The problem, as we show in this report, is that hundreds of thousands of low-income working people in New York—and millions more around the country—are effectively barred from benefiting from the program.
Workers who do not have children are simply not eligible for the EITC if they earn more than $13,460 per year—below what a person working full time at minimum wage would earn. By contrast, a worker with just one child can earn as much as $35,535 per year and still receive a significant tax credit. Meanwhile, the maximum benefit for a worker with just one child is worth nearly six times as much as the maximum benefit for a childless worker.

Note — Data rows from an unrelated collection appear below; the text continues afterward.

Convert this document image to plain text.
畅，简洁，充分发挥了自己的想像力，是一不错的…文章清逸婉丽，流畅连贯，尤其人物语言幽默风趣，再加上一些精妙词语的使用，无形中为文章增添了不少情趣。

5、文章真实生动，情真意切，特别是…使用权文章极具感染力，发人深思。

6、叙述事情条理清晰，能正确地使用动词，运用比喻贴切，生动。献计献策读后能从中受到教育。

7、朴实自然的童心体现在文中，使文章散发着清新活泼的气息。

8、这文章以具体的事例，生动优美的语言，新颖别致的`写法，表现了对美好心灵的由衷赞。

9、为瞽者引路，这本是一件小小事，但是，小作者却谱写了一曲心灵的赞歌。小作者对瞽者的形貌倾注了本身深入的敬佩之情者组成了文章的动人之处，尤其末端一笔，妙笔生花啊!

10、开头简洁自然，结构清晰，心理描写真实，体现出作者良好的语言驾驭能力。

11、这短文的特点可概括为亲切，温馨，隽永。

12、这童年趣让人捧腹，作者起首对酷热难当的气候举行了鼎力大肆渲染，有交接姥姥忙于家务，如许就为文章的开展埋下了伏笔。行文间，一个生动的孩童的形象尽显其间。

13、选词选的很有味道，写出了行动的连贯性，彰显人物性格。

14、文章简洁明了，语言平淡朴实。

Whatever the original rationale for such huge disparities, the policy makes little sense given current economic trends. In New York City, the gap between what people earn and the cost of basic necessities like housing and health care has widened significantly over the last decade. Even working people who don’t have kids to support are falling deeper into poverty, becoming homeless and finding the pathway to the middle class all but out-of-reach. As a result, the nation’s most important anti-poverty program is failing to meet the needs of a huge slice of its target population. In 2008/09, for example, there were 715,000 residents over the age of 21 in New York State who satisfied the official definition of childless worker and made less than twice the federal poverty level of $21,660 per year.
It is time for policymakers to rethink EITC benefits for childless workers. Expanding the credit for those without children would not only help hundreds of thousands of New Yorkers rise out of poverty, it would provide a powerful incentive for work in areas where unemployment is high and support struggling neighborhoods in New York and across the country.